The idea of a literal lake of fire and brimstone to be the eternal abode of by far the larger part of the human race, according to the orthodox doctrine of Christianity, is not only unreasonable, but unthinkable. If it exists God must have made it; and such a thought is a caricature of God. Such a view of hell practically involves the necessity of the personal devil that has always been associated with it; and this is also both unreasonable and unthinkable. If such a being exists he is either co-eternal with God—which is unreasonable—or God created him—which is unthinkable. The idea that there is in this universe two co-eternal antagonistic spirits in eternal warfare with each other challenges human credulity. If the Bible story of creation and the fall of man is true, as interpreted by orthodox Christianity, the devil got the best of God right from the start, and has held it ever since; and according to the current doctrines of the plan and means of salvation, will hold it eternally. This leads us inevitably to one of two conclusions: God is neither Infinite, Omniscient, nor Omnipotent, else He would not have permitted such a condition to come about, and permit Himself to be thus defeated in his plans and purposes, and lose eternally ninety percent of the highest product of his own creation, Man, whom He made in his own image and likeness. If we still insist that God is Infinite, Omniscient, and therefore knew in advance all that ever would take place, including the fall of Adam and its consequences, Omnipotent, and therefore able to prevent it, but did not, it only makes the matter worse.
But to take the other horn of the dilemma, that God created the devil first an angel in heaven, who afterwards led a rebellion in heaven and had to be cast out, and that hell was then created as a place in which to put him, but where it proved afterwards that he could not be kept, but got out and robbed God of the noblest product of his creative genius at the very threshold of creation, corrupting the very fountain of human life itself, whereby he became the ultimate possessor of nine-tenths of all the race forever, is only to make the matter still worse than before.

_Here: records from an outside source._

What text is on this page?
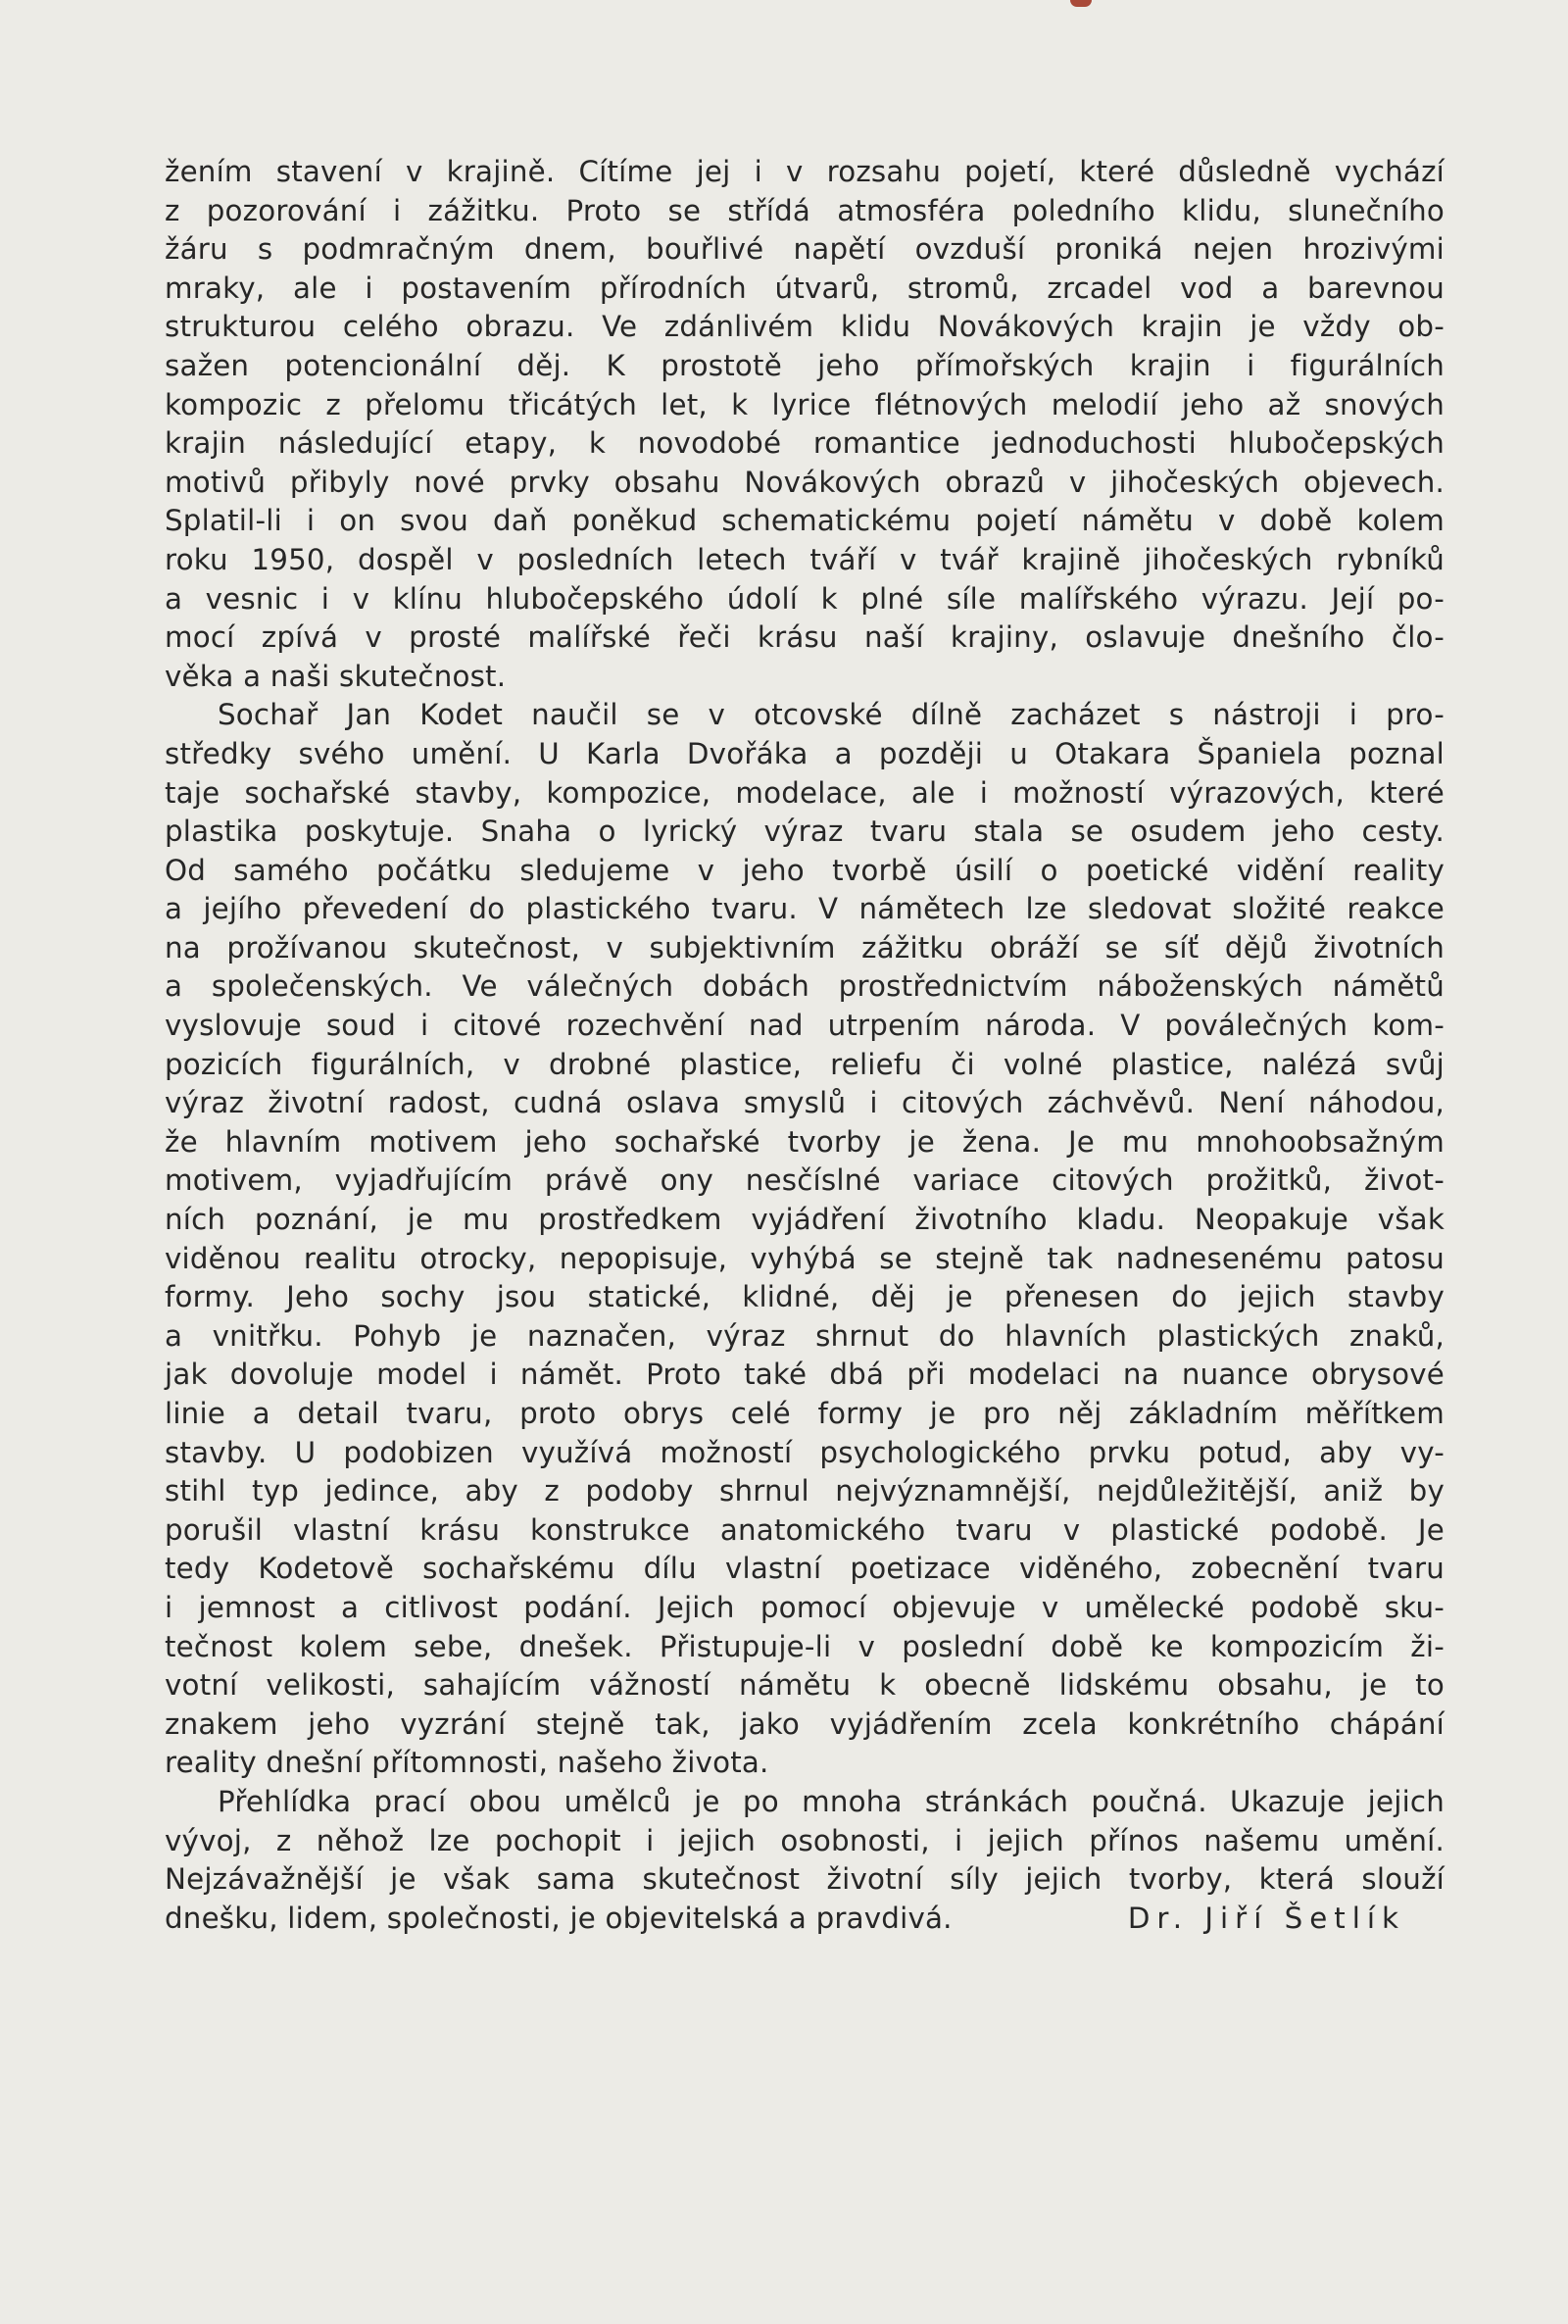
žením stavení v krajině. Cítíme jej i v rozsahu pojetí, které důsledně vychází
z pozorování i zážitku. Proto se střídá atmosféra poledního klidu, slunečního
žáru s podmračným dnem, bouřlivé napětí ovzduší proniká nejen hrozivými
mraky, ale i postavením přírodních útvarů, stromů, zrcadel vod a barevnou
strukturou celého obrazu. Ve zdánlivém klidu Novákových krajin je vždy ob-
sažen potencionální děj. K prostotě jeho přímořských krajin i figurálních
kompozic z přelomu třicátých let, k lyrice flétnových melodií jeho až snových
krajin následující etapy, k novodobé romantice jednoduchosti hlubočepských
motivů přibyly nové prvky obsahu Novákových obrazů v jihočeských objevech.
Splatil-li i on svou daň poněkud schematickému pojetí námětu v době kolem
roku 1950, dospěl v posledních letech tváří v tvář krajině jihočeských rybníků
a vesnic i v klínu hlubočepského údolí k plné síle malířského výrazu. Její po-
mocí zpívá v prosté malířské řeči krásu naší krajiny, oslavuje dnešního člo-
věka a naši skutečnost.
Sochař Jan Kodet naučil se v otcovské dílně zacházet s nástroji i pro-
středky svého umění. U Karla Dvořáka a později u Otakara Španiela poznal
taje sochařské stavby, kompozice, modelace, ale i možností výrazových, které
plastika poskytuje. Snaha o lyrický výraz tvaru stala se osudem jeho cesty.
Od samého počátku sledujeme v jeho tvorbě úsilí o poetické vidění reality
a jejího převedení do plastického tvaru. V námětech lze sledovat složité reakce
na prožívanou skutečnost, v subjektivním zážitku obráží se síť dějů životních
a společenských. Ve válečných dobách prostřednictvím náboženských námětů
vyslovuje soud i citové rozechvění nad utrpením národa. V poválečných kom-
pozicích figurálních, v drobné plastice, reliefu či volné plastice, nalézá svůj
výraz životní radost, cudná oslava smyslů i citových záchvěvů. Není náhodou,
že hlavním motivem jeho sochařské tvorby je žena. Je mu mnohoobsažným
motivem, vyjadřujícím právě ony nesčíslné variace citových prožitků, život-
ních poznání, je mu prostředkem vyjádření životního kladu. Neopakuje však
viděnou realitu otrocky, nepopisuje, vyhýbá se stejně tak nadnesenému patosu
formy. Jeho sochy jsou statické, klidné, děj je přenesen do jejich stavby
a vnitřku. Pohyb je naznačen, výraz shrnut do hlavních plastických znaků,
jak dovoluje model i námět. Proto také dbá při modelaci na nuance obrysové
linie a detail tvaru, proto obrys celé formy je pro něj základním měřítkem
stavby. U podobizen využívá možností psychologického prvku potud, aby vy-
stihl typ jedince, aby z podoby shrnul nejvýznamnější, nejdůležitější, aniž by
porušil vlastní krásu konstrukce anatomického tvaru v plastické podobě. Je
tedy Kodetově sochařskému dílu vlastní poetizace viděného, zobecnění tvaru
i jemnost a citlivost podání. Jejich pomocí objevuje v umělecké podobě sku-
tečnost kolem sebe, dnešek. Přistupuje-li v poslední době ke kompozicím ži-
votní velikosti, sahajícím vážností námětu k obecně lidskému obsahu, je to
znakem jeho vyzrání stejně tak, jako vyjádřením zcela konkrétního chápání
reality dnešní přítomnosti, našeho života.
Přehlídka prací obou umělců je po mnoha stránkách poučná. Ukazuje jejich
vývoj, z něhož lze pochopit i jejich osobnosti, i jejich přínos našemu umění.
Nejzávažnější je však sama skutečnost životní síly jejich tvorby, která slouží
dnešku, lidem, společnosti, je objevitelská a pravdivá.	Dr. Jiří Šetlík
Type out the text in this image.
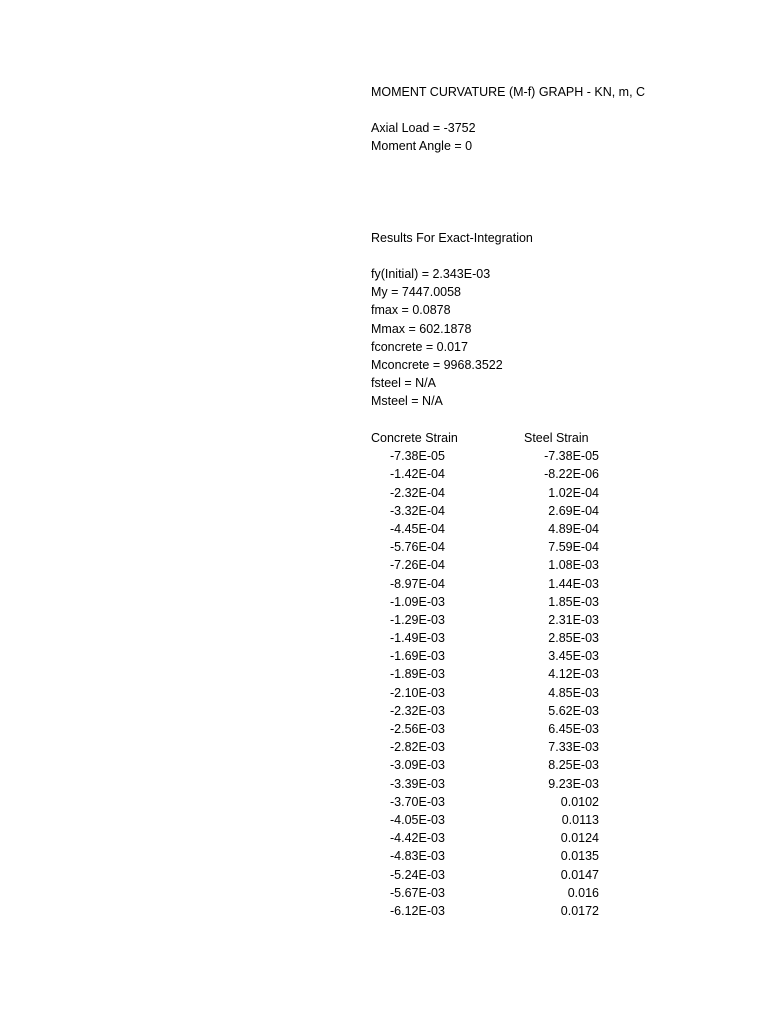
MOMENT CURVATURE (M-f) GRAPH - KN, m, C
Axial Load = -3752
Moment Angle = 0
Results For Exact-Integration
fy(Initial) = 2.343E-03
My = 7447.0058
fmax = 0.0878
Mmax = 602.1878
fconcrete = 0.017
Mconcrete = 9968.3522
fsteel = N/A
Msteel = N/A
Concrete Strain	Steel Strain
-7.38E-05	-7.38E-05
-1.42E-04	-8.22E-06
-2.32E-04	1.02E-04
-3.32E-04	2.69E-04
-4.45E-04	4.89E-04
-5.76E-04	7.59E-04
-7.26E-04	1.08E-03
-8.97E-04	1.44E-03
-1.09E-03	1.85E-03
-1.29E-03	2.31E-03
-1.49E-03	2.85E-03
-1.69E-03	3.45E-03
-1.89E-03	4.12E-03
-2.10E-03	4.85E-03
-2.32E-03	5.62E-03
-2.56E-03	6.45E-03
-2.82E-03	7.33E-03
-3.09E-03	8.25E-03
-3.39E-03	9.23E-03
-3.70E-03	0.0102
-4.05E-03	0.0113
-4.42E-03	0.0124
-4.83E-03	0.0135
-5.24E-03	0.0147
-5.67E-03	0.016
-6.12E-03	0.0172
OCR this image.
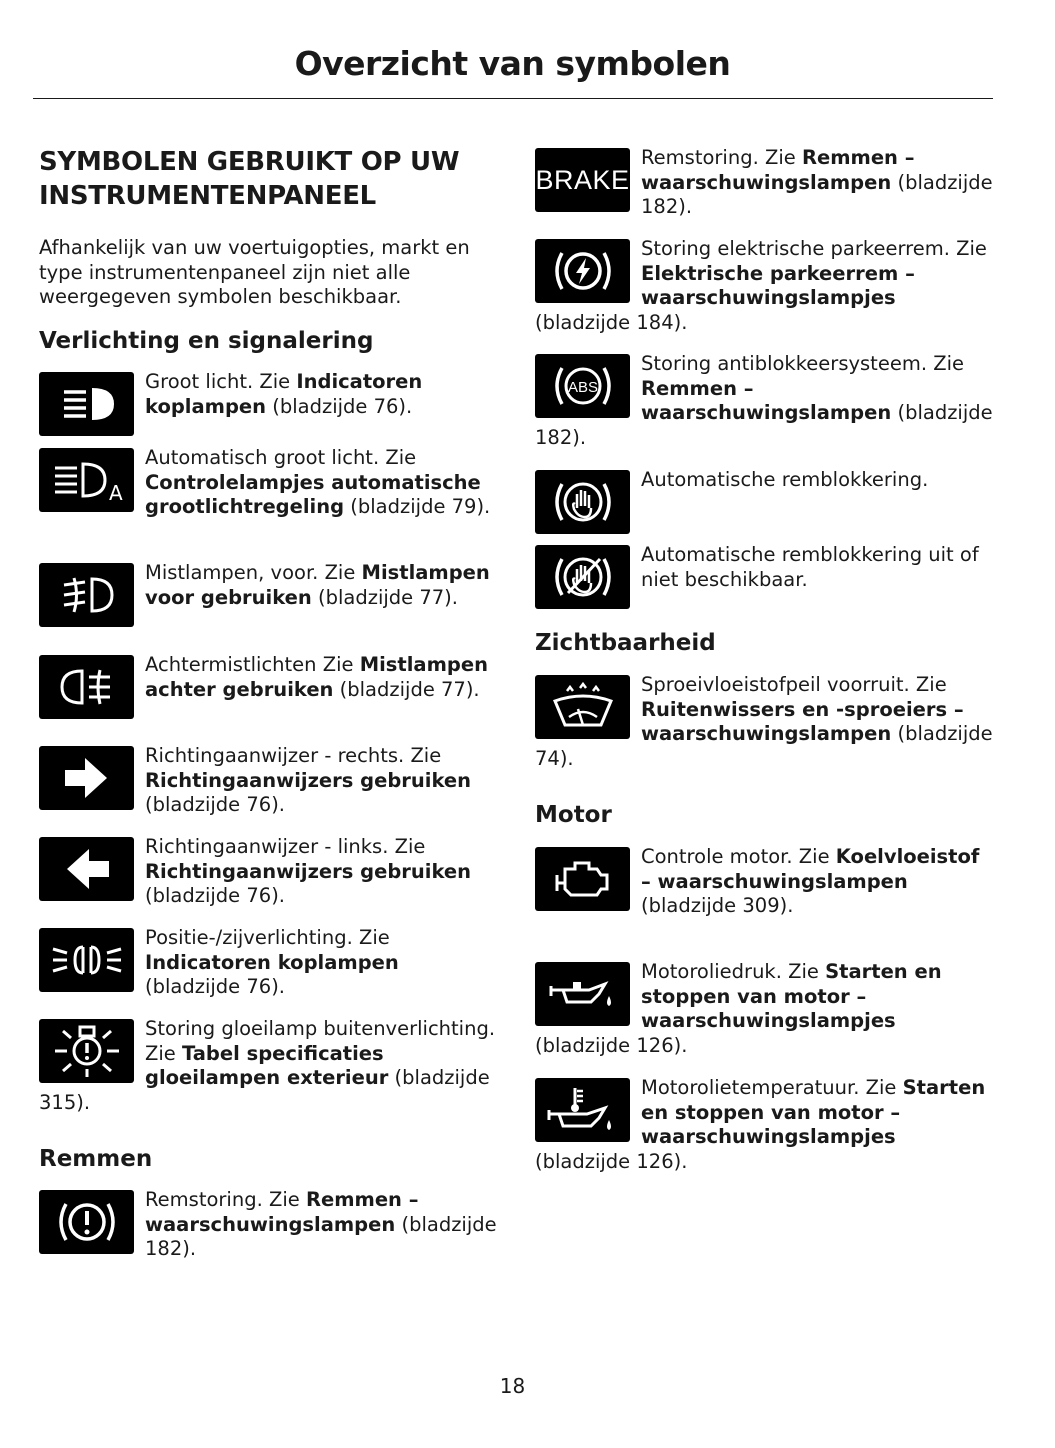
Overzicht van symbolen
SYMBOLEN GEBRUIKT OP UW INSTRUMENTENPANEEL
Afhankelijk van uw voertuigopties, markt en type instrumentenpaneel zijn niet alle weergegeven symbolen beschikbaar.
Verlichting en signalering
Groot licht. Zie Indicatoren koplampen (bladzijde 76).
A
Automatisch groot licht. Zie Controlelampjes automatische grootlichtregeling (bladzijde 79).
Mistlampen, voor. Zie Mistlampen voor gebruiken (bladzijde 77).
Achtermistlichten Zie Mistlampen achter gebruiken (bladzijde 77).
Richtingaanwijzer - rechts. Zie Richtingaanwijzers gebruiken (bladzijde 76).
Richtingaanwijzer - links. Zie Richtingaanwijzers gebruiken (bladzijde 76).
Positie-/zijverlichting. Zie Indicatoren koplampen (bladzijde 76).
Storing gloeilamp buitenverlichting. Zie Tabel specificaties gloeilampen exterieur (bladzijde 315).
Remmen
Remstoring. Zie Remmen – waarschuwingslampen (bladzijde 182).
BRAKE
Remstoring. Zie Remmen – waarschuwingslampen (bladzijde 182).
Storing elektrische parkeerrem. Zie Elektrische parkeerrem – waarschuwingslampjes (bladzijde 184).
ABS
Storing antiblokkeersysteem. Zie Remmen – waarschuwingslampen (bladzijde 182).
Automatische remblokkering.
Automatische remblokkering uit of niet beschikbaar.
Zichtbaarheid
Sproeivloeistofpeil voorruit. Zie Ruitenwissers en -sproeiers – waarschuwingslampen (bladzijde 74).
Motor
Controle motor. Zie Koelvloeistof – waarschuwingslampen (bladzijde 309).
Motoroliedruk. Zie Starten en stoppen van motor – waarschuwingslampjes (bladzijde 126).
Motorolietemperatuur. Zie Starten en stoppen van motor – waarschuwingslampjes (bladzijde 126).
18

He certainly was not Omniscient, and therefore able to foreknow what this newly created angel would ultimately do, else He would not have made him; nor was He Omnipotent, else He would have prevented it. But if it still be insisted—and unfortunately it is by far the greater part of Christianity—that God is, nevertheless and notwithstanding, Infinite, Omniscient and Omnipotent, and either deliberately planned or supinely sat by and permitted these things to take place, then He is not a God of goodness, love, justice, truth, mercy and benevolence, but an unthinkable monster, more diabolical and cruel than the wildest savage ever known to the earth, or the most ferocious beast of prey in the jungle. I might naturally fear such a God, but never love or respect, but eternally hate him.
I have already given my views of the story of Eden and the fall of man; that man never fell, but is still incomplete, but progressing onward and upward forever; that he was never, on the general average, higher or better than now; and as the years and ages go on he will continue thus to grow better and nobler, making his own heaven as he goes along, and destroying his own hell by learning his lessons of suffering for wrong doing, and leaving it behind him. No, God did not make man in his own image, implant in his very nature that eternal aspiration upward that is possessed by every normal human being, and then make a devil to tempt and ruin him, and a hell in which to eternally torment him.